Before we set off in the direction of Wellington, we’re going to check out Mount Ruapehu.  It’s a ski resort by winter, and just a regular dormant volcano the rest of the year round. It’s March, so we’re there to see the volcano.
            From Whakapapa we take the chairlift up to the top the resort, which is still some way short of the actual summit. It is my first time in a chairlift and I don’t like it at all going up, but will find it perfectly acceptable going down. Why do you think this is?
            There’s not much to do at the chalet at the top, other than eat soup and speculate on investing in new jumper. Do I need a new jumper? I might need a new jumper – it’s late summer, but there’s no guarantee it will be this warm when we reach New Zealand’s southern sector. I’m not sure how I’m doing financially, so I leave it.
            From Tangario National Park to Wanganui the geological feast doesn't let up. Like a cross between a Spaghetti Western and a Vangh Gogh painting, the steep hills undulate like waveforms. State Highway number 4 weaves its way through the valleys, keeping one eye on the riparian woodland to the road’s west.

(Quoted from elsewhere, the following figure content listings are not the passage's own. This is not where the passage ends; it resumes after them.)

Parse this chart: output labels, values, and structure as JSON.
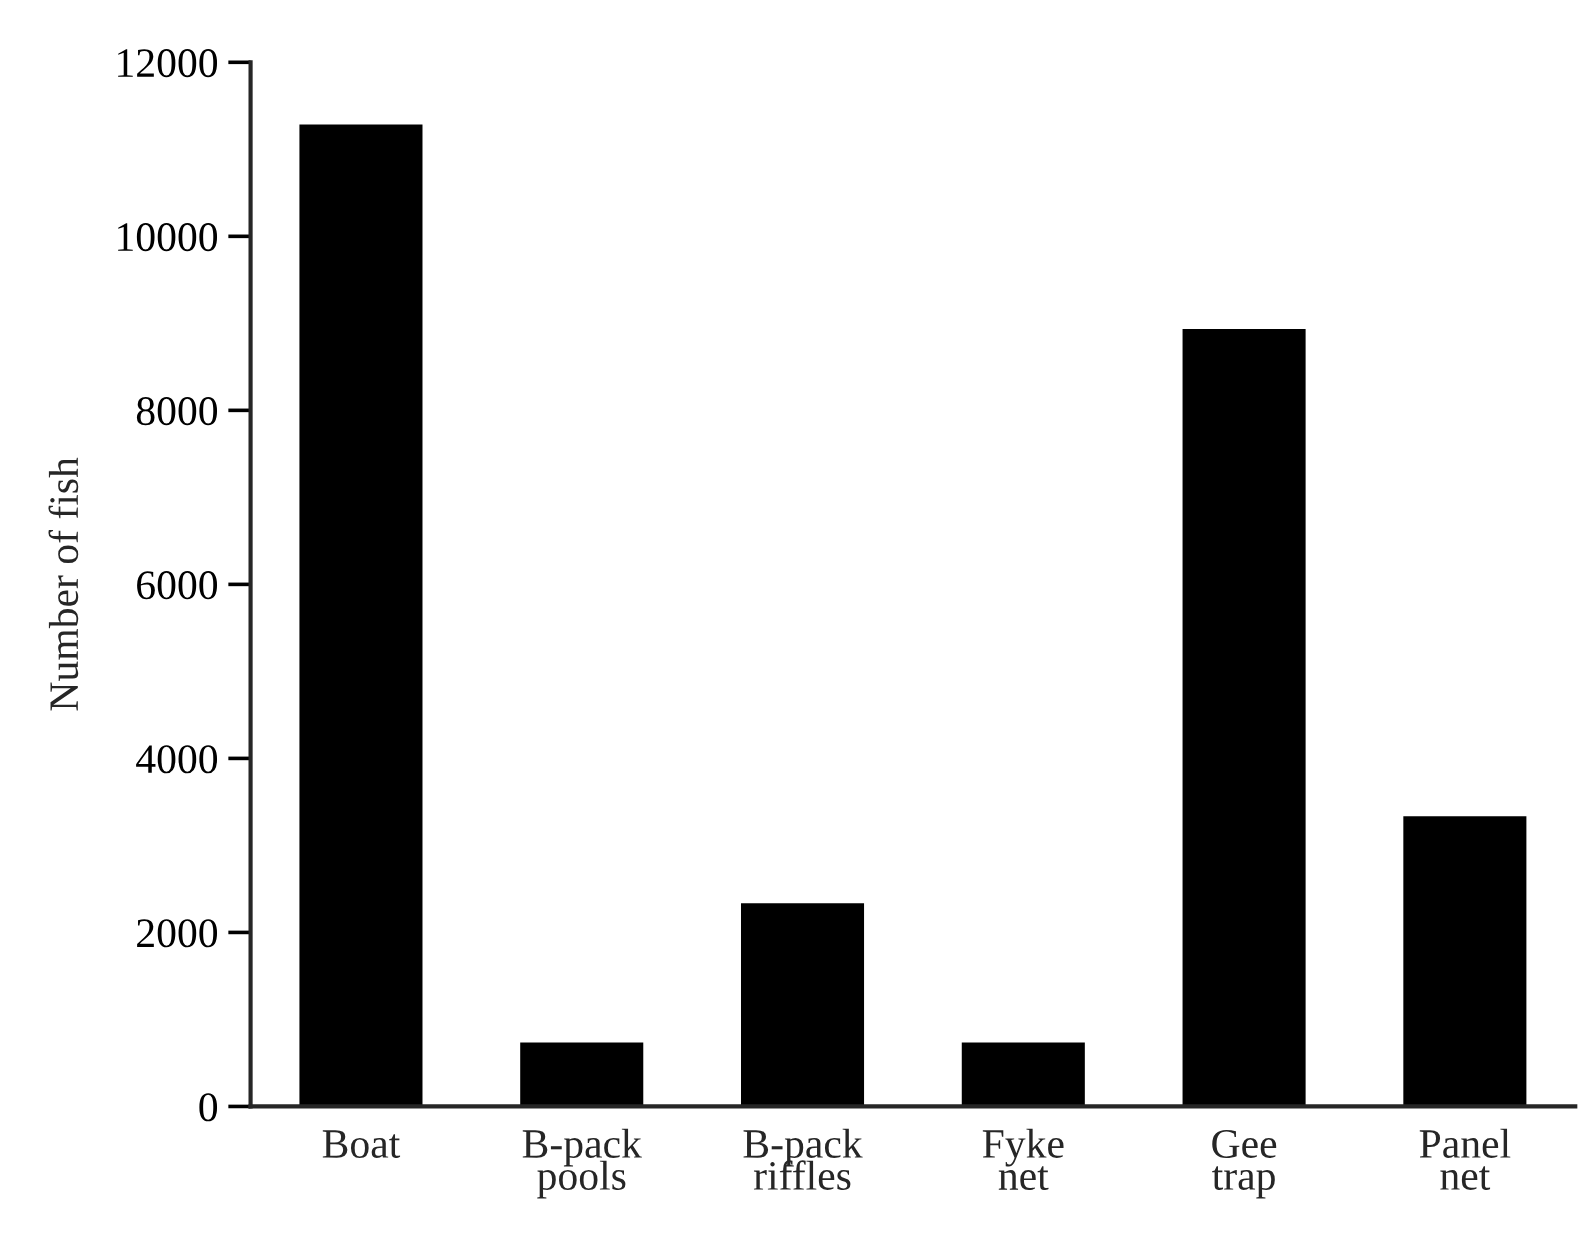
{
  "chart_data": {
    "type": "bar",
    "ylabel": "Number of fish",
    "categories": [
      "Boat",
      "B-pack\npools",
      "B-pack\nriffles",
      "Fyke\nnet",
      "Gee\ntrap",
      "Panel\nnet"
    ],
    "values": [
      11300,
      750,
      2350,
      750,
      8950,
      3350
    ],
    "color": "#000000",
    "ylim": [
      0,
      12000
    ],
    "yticks": [
      0,
      2000,
      4000,
      6000,
      8000,
      10000,
      12000
    ],
    "grid": false
  }
}
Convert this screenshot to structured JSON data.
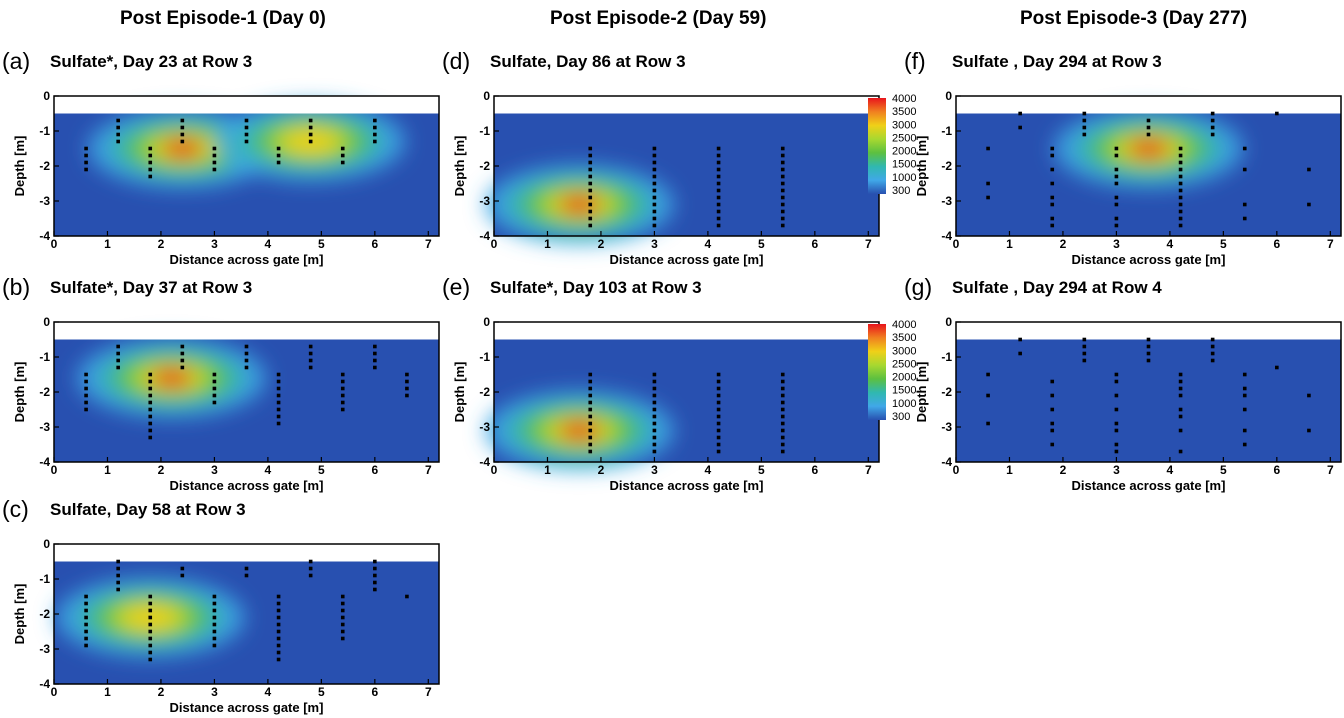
{
  "column_headers": [
    "Post Episode-1 (Day 0)",
    "Post Episode-2 (Day 59)",
    "Post Episode-3 (Day 277)"
  ],
  "colorbar": {
    "labels": [
      "4000",
      "3500",
      "3000",
      "2500",
      "2000",
      "1500",
      "1000",
      "300"
    ],
    "colors": [
      "#e8141c",
      "#f08020",
      "#f0d018",
      "#a8d830",
      "#5cc040",
      "#30b8b0",
      "#40a8e8",
      "#2850b0"
    ]
  },
  "chart_data": [
    {
      "type": "heatmap",
      "letter": "(a)",
      "title": "Sulfate*, Day 23 at Row 3",
      "xlabel": "Distance across gate [m]",
      "ylabel": "Depth [m]",
      "xlim": [
        0,
        7.2
      ],
      "ylim": [
        -4,
        0
      ],
      "xticks": [
        "0",
        "1",
        "2",
        "3",
        "4",
        "5",
        "6",
        "7"
      ],
      "yticks": [
        "0",
        "-1",
        "-2",
        "-3",
        "-4"
      ],
      "hotspots": [
        {
          "x": 2.4,
          "y": -1.5,
          "value": 4000
        },
        {
          "x": 4.8,
          "y": -1.3,
          "value": 3200
        }
      ],
      "sample_columns": [
        {
          "x": 0.6,
          "depths": [
            -1.5,
            -1.7,
            -1.9,
            -2.1
          ]
        },
        {
          "x": 1.2,
          "depths": [
            -0.7,
            -0.9,
            -1.1,
            -1.3
          ]
        },
        {
          "x": 1.8,
          "depths": [
            -1.5,
            -1.7,
            -1.9,
            -2.1,
            -2.3
          ]
        },
        {
          "x": 2.4,
          "depths": [
            -0.7,
            -0.9,
            -1.1,
            -1.3
          ]
        },
        {
          "x": 3.0,
          "depths": [
            -1.5,
            -1.7,
            -1.9,
            -2.1
          ]
        },
        {
          "x": 3.6,
          "depths": [
            -0.7,
            -0.9,
            -1.1,
            -1.3
          ]
        },
        {
          "x": 4.2,
          "depths": [
            -1.5,
            -1.7,
            -1.9
          ]
        },
        {
          "x": 4.8,
          "depths": [
            -0.7,
            -0.9,
            -1.1,
            -1.3
          ]
        },
        {
          "x": 5.4,
          "depths": [
            -1.5,
            -1.7,
            -1.9
          ]
        },
        {
          "x": 6.0,
          "depths": [
            -0.7,
            -0.9,
            -1.1,
            -1.3
          ]
        }
      ]
    },
    {
      "type": "heatmap",
      "letter": "(b)",
      "title": "Sulfate*, Day 37 at Row 3",
      "xlabel": "Distance across gate [m]",
      "ylabel": "Depth [m]",
      "xlim": [
        0,
        7.2
      ],
      "ylim": [
        -4,
        0
      ],
      "xticks": [
        "0",
        "1",
        "2",
        "3",
        "4",
        "5",
        "6",
        "7"
      ],
      "yticks": [
        "0",
        "-1",
        "-2",
        "-3",
        "-4"
      ],
      "hotspots": [
        {
          "x": 2.2,
          "y": -1.6,
          "value": 4000
        }
      ],
      "sample_columns": [
        {
          "x": 0.6,
          "depths": [
            -1.5,
            -1.7,
            -1.9,
            -2.1,
            -2.3,
            -2.5
          ]
        },
        {
          "x": 1.2,
          "depths": [
            -0.7,
            -0.9,
            -1.1,
            -1.3
          ]
        },
        {
          "x": 1.8,
          "depths": [
            -1.5,
            -1.7,
            -1.9,
            -2.1,
            -2.3,
            -2.5,
            -2.7,
            -2.9,
            -3.1,
            -3.3
          ]
        },
        {
          "x": 2.4,
          "depths": [
            -0.7,
            -0.9,
            -1.1,
            -1.3
          ]
        },
        {
          "x": 3.0,
          "depths": [
            -1.5,
            -1.7,
            -1.9,
            -2.1,
            -2.3
          ]
        },
        {
          "x": 3.6,
          "depths": [
            -0.7,
            -0.9,
            -1.1,
            -1.3
          ]
        },
        {
          "x": 4.2,
          "depths": [
            -1.5,
            -1.7,
            -1.9,
            -2.1,
            -2.3,
            -2.5,
            -2.7,
            -2.9
          ]
        },
        {
          "x": 4.8,
          "depths": [
            -0.7,
            -0.9,
            -1.1,
            -1.3
          ]
        },
        {
          "x": 5.4,
          "depths": [
            -1.5,
            -1.7,
            -1.9,
            -2.1,
            -2.3,
            -2.5
          ]
        },
        {
          "x": 6.0,
          "depths": [
            -0.7,
            -0.9,
            -1.1,
            -1.3
          ]
        },
        {
          "x": 6.6,
          "depths": [
            -1.5,
            -1.7,
            -1.9,
            -2.1
          ]
        }
      ]
    },
    {
      "type": "heatmap",
      "letter": "(c)",
      "title": "Sulfate, Day 58 at Row 3",
      "xlabel": "Distance across gate [m]",
      "ylabel": "Depth [m]",
      "xlim": [
        0,
        7.2
      ],
      "ylim": [
        -4,
        0
      ],
      "xticks": [
        "0",
        "1",
        "2",
        "3",
        "4",
        "5",
        "6",
        "7"
      ],
      "yticks": [
        "0",
        "-1",
        "-2",
        "-3",
        "-4"
      ],
      "hotspots": [
        {
          "x": 1.8,
          "y": -2.1,
          "value": 3200
        }
      ],
      "sample_columns": [
        {
          "x": 0.6,
          "depths": [
            -1.5,
            -1.7,
            -1.9,
            -2.1,
            -2.3,
            -2.5,
            -2.7,
            -2.9
          ]
        },
        {
          "x": 1.2,
          "depths": [
            -0.5,
            -0.7,
            -0.9,
            -1.1,
            -1.3
          ]
        },
        {
          "x": 1.8,
          "depths": [
            -1.5,
            -1.7,
            -1.9,
            -2.1,
            -2.3,
            -2.5,
            -2.7,
            -2.9,
            -3.1,
            -3.3
          ]
        },
        {
          "x": 2.4,
          "depths": [
            -0.7,
            -0.9
          ]
        },
        {
          "x": 3.0,
          "depths": [
            -1.5,
            -1.7,
            -1.9,
            -2.1,
            -2.3,
            -2.5,
            -2.7,
            -2.9
          ]
        },
        {
          "x": 3.6,
          "depths": [
            -0.7,
            -0.9
          ]
        },
        {
          "x": 4.2,
          "depths": [
            -1.5,
            -1.7,
            -1.9,
            -2.1,
            -2.3,
            -2.5,
            -2.7,
            -2.9,
            -3.1,
            -3.3
          ]
        },
        {
          "x": 4.8,
          "depths": [
            -0.5,
            -0.7,
            -0.9
          ]
        },
        {
          "x": 5.4,
          "depths": [
            -1.5,
            -1.7,
            -1.9,
            -2.1,
            -2.3,
            -2.5,
            -2.7
          ]
        },
        {
          "x": 6.0,
          "depths": [
            -0.5,
            -0.7,
            -0.9,
            -1.1,
            -1.3
          ]
        },
        {
          "x": 6.6,
          "depths": [
            -1.5
          ]
        }
      ]
    },
    {
      "type": "heatmap",
      "letter": "(d)",
      "title": "Sulfate, Day 86 at Row 3",
      "xlabel": "Distance across gate [m]",
      "ylabel": "Depth [m]",
      "xlim": [
        0,
        7.2
      ],
      "ylim": [
        -4,
        0
      ],
      "xticks": [
        "0",
        "1",
        "2",
        "3",
        "4",
        "5",
        "6",
        "7"
      ],
      "yticks": [
        "0",
        "-1",
        "-2",
        "-3",
        "-4"
      ],
      "hotspots": [
        {
          "x": 1.6,
          "y": -3.1,
          "value": 4000
        }
      ],
      "sample_columns": [
        {
          "x": 1.8,
          "depths": [
            -1.5,
            -1.7,
            -1.9,
            -2.1,
            -2.3,
            -2.5,
            -2.7,
            -2.9,
            -3.1,
            -3.3,
            -3.5,
            -3.7
          ]
        },
        {
          "x": 3.0,
          "depths": [
            -1.5,
            -1.7,
            -1.9,
            -2.1,
            -2.3,
            -2.5,
            -2.7,
            -2.9,
            -3.1,
            -3.3,
            -3.5,
            -3.7
          ]
        },
        {
          "x": 4.2,
          "depths": [
            -1.5,
            -1.7,
            -1.9,
            -2.1,
            -2.3,
            -2.5,
            -2.7,
            -2.9,
            -3.1,
            -3.3,
            -3.5,
            -3.7
          ]
        },
        {
          "x": 5.4,
          "depths": [
            -1.5,
            -1.7,
            -1.9,
            -2.1,
            -2.3,
            -2.5,
            -2.7,
            -2.9,
            -3.1,
            -3.3,
            -3.5,
            -3.7
          ]
        }
      ]
    },
    {
      "type": "heatmap",
      "letter": "(e)",
      "title": "Sulfate*, Day 103 at Row 3",
      "xlabel": "Distance across gate [m]",
      "ylabel": "Depth [m]",
      "xlim": [
        0,
        7.2
      ],
      "ylim": [
        -4,
        0
      ],
      "xticks": [
        "0",
        "1",
        "2",
        "3",
        "4",
        "5",
        "6",
        "7"
      ],
      "yticks": [
        "0",
        "-1",
        "-2",
        "-3",
        "-4"
      ],
      "hotspots": [
        {
          "x": 1.6,
          "y": -3.1,
          "value": 4000
        }
      ],
      "sample_columns": [
        {
          "x": 1.8,
          "depths": [
            -1.5,
            -1.7,
            -1.9,
            -2.1,
            -2.3,
            -2.5,
            -2.7,
            -2.9,
            -3.1,
            -3.3,
            -3.5,
            -3.7
          ]
        },
        {
          "x": 3.0,
          "depths": [
            -1.5,
            -1.7,
            -1.9,
            -2.1,
            -2.3,
            -2.5,
            -2.7,
            -2.9,
            -3.1,
            -3.3,
            -3.5,
            -3.7
          ]
        },
        {
          "x": 4.2,
          "depths": [
            -1.5,
            -1.7,
            -1.9,
            -2.1,
            -2.3,
            -2.5,
            -2.7,
            -2.9,
            -3.1,
            -3.3,
            -3.5,
            -3.7
          ]
        },
        {
          "x": 5.4,
          "depths": [
            -1.5,
            -1.7,
            -1.9,
            -2.1,
            -2.3,
            -2.5,
            -2.7,
            -2.9,
            -3.1,
            -3.3,
            -3.5,
            -3.7
          ]
        }
      ]
    },
    {
      "type": "heatmap",
      "letter": "(f)",
      "title": "Sulfate , Day 294 at Row 3",
      "xlabel": "Distance across gate [m]",
      "ylabel": "Depth [m]",
      "xlim": [
        0,
        7.2
      ],
      "ylim": [
        -4,
        0
      ],
      "xticks": [
        "0",
        "1",
        "2",
        "3",
        "4",
        "5",
        "6",
        "7"
      ],
      "yticks": [
        "0",
        "-1",
        "-2",
        "-3",
        "-4"
      ],
      "hotspots": [
        {
          "x": 3.6,
          "y": -1.5,
          "value": 4000
        }
      ],
      "sample_columns": [
        {
          "x": 0.6,
          "depths": [
            -1.5,
            -2.5,
            -2.9
          ]
        },
        {
          "x": 1.2,
          "depths": [
            -0.5,
            -0.9
          ]
        },
        {
          "x": 1.8,
          "depths": [
            -1.5,
            -1.7,
            -2.1,
            -2.5,
            -2.9,
            -3.1,
            -3.5,
            -3.7
          ]
        },
        {
          "x": 2.4,
          "depths": [
            -0.5,
            -0.7,
            -0.9,
            -1.1
          ]
        },
        {
          "x": 3.0,
          "depths": [
            -1.5,
            -1.7,
            -2.1,
            -2.3,
            -2.5,
            -2.9,
            -3.1,
            -3.5,
            -3.7
          ]
        },
        {
          "x": 3.6,
          "depths": [
            -0.7,
            -0.9,
            -1.1
          ]
        },
        {
          "x": 4.2,
          "depths": [
            -1.5,
            -1.7,
            -1.9,
            -2.1,
            -2.3,
            -2.5,
            -2.7,
            -2.9,
            -3.1,
            -3.3,
            -3.5,
            -3.7
          ]
        },
        {
          "x": 4.8,
          "depths": [
            -0.5,
            -0.7,
            -0.9,
            -1.1
          ]
        },
        {
          "x": 5.4,
          "depths": [
            -1.5,
            -2.1,
            -3.1,
            -3.5
          ]
        },
        {
          "x": 6.0,
          "depths": [
            -0.5
          ]
        },
        {
          "x": 6.6,
          "depths": [
            -2.1,
            -3.1
          ]
        }
      ]
    },
    {
      "type": "heatmap",
      "letter": "(g)",
      "title": "Sulfate , Day 294 at Row 4",
      "xlabel": "Distance across gate [m]",
      "ylabel": "Depth [m]",
      "xlim": [
        0,
        7.2
      ],
      "ylim": [
        -4,
        0
      ],
      "xticks": [
        "0",
        "1",
        "2",
        "3",
        "4",
        "5",
        "6",
        "7"
      ],
      "yticks": [
        "0",
        "-1",
        "-2",
        "-3",
        "-4"
      ],
      "hotspots": [],
      "sample_columns": [
        {
          "x": 0.6,
          "depths": [
            -1.5,
            -2.1,
            -2.9
          ]
        },
        {
          "x": 1.2,
          "depths": [
            -0.5,
            -0.9
          ]
        },
        {
          "x": 1.8,
          "depths": [
            -1.7,
            -2.1,
            -2.5,
            -2.9,
            -3.1,
            -3.5
          ]
        },
        {
          "x": 2.4,
          "depths": [
            -0.5,
            -0.7,
            -0.9,
            -1.1
          ]
        },
        {
          "x": 3.0,
          "depths": [
            -1.5,
            -1.7,
            -2.1,
            -2.5,
            -2.9,
            -3.1,
            -3.5,
            -3.7
          ]
        },
        {
          "x": 3.6,
          "depths": [
            -0.5,
            -0.7,
            -0.9,
            -1.1
          ]
        },
        {
          "x": 4.2,
          "depths": [
            -1.5,
            -1.7,
            -1.9,
            -2.1,
            -2.5,
            -2.7,
            -3.1,
            -3.7
          ]
        },
        {
          "x": 4.8,
          "depths": [
            -0.5,
            -0.7,
            -0.9,
            -1.1
          ]
        },
        {
          "x": 5.4,
          "depths": [
            -1.5,
            -1.9,
            -2.1,
            -2.5,
            -3.1,
            -3.5
          ]
        },
        {
          "x": 6.0,
          "depths": [
            -1.3
          ]
        },
        {
          "x": 6.6,
          "depths": [
            -2.1,
            -3.1
          ]
        }
      ]
    }
  ]
}
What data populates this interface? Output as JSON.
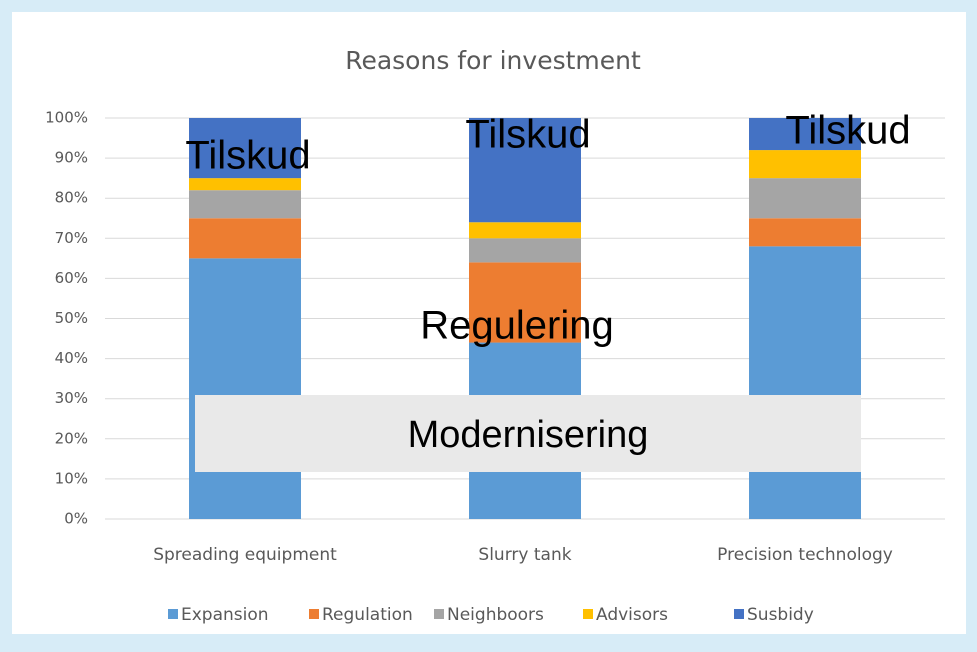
{
  "chart_data": {
    "type": "stacked_bar",
    "title": "Reasons for investment",
    "categories": [
      "Spreading equipment",
      "Slurry tank",
      "Precision technology"
    ],
    "series": [
      {
        "name": "Expansion",
        "color": "#5b9bd5",
        "values": [
          65,
          44,
          68
        ]
      },
      {
        "name": "Regulation",
        "color": "#ed7d31",
        "values": [
          10,
          20,
          7
        ]
      },
      {
        "name": "Neighboors",
        "color": "#a5a5a5",
        "values": [
          7,
          6,
          10
        ]
      },
      {
        "name": "Advisors",
        "color": "#ffc000",
        "values": [
          3,
          4,
          7
        ]
      },
      {
        "name": "Susbidy",
        "color": "#4472c4",
        "values": [
          15,
          26,
          8
        ]
      }
    ],
    "ylim": [
      0,
      100
    ],
    "yticks": [
      {
        "value": 0,
        "label": "0%"
      },
      {
        "value": 10,
        "label": "10%"
      },
      {
        "value": 20,
        "label": "20%"
      },
      {
        "value": 30,
        "label": "30%"
      },
      {
        "value": 40,
        "label": "40%"
      },
      {
        "value": 50,
        "label": "50%"
      },
      {
        "value": 60,
        "label": "60%"
      },
      {
        "value": 70,
        "label": "70%"
      },
      {
        "value": 80,
        "label": "80%"
      },
      {
        "value": 90,
        "label": "90%"
      },
      {
        "value": 100,
        "label": "100%"
      }
    ],
    "grid": true,
    "legend": "bottom",
    "annotations": [
      "Tilskud",
      "Tilskud",
      "Tilskud",
      "Regulering",
      "Modernisering"
    ]
  }
}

            We don’t have the time to pause in Wanganui and plough on towards Wellington, New Zealand’s capital and second largest city, fearing we might be running a little late. We’ve not struggled to find accommodation so far, but nor has our accommodation been ideal. After our morning detour up Mount Ruapehu this will be our latest arrival yet, and there’s a city to circumnavigate in-between.






Whose idea was it to stay at the Beethoven? The proprietor is a raving lunatic! A theatrical sort with a penchant for – wait for it – Beethoven, it’s hard to know if one is really welcome or not. We don’t hang around long enough to find out, and depart his backpacker’s retreat for a kebab and a few drinks somewhere else.
            Wellington appeals. It feels more city-like than Auckland did. It’s more industrial, more compact, and feels more modern. The sun shines for the duration, we find time to watch the latest instalment of Lord of the Rings, and generally have a relaxing time of it.
            S decides she will continue with us to the South Island, which we’ve been told will be the highlight of our time here.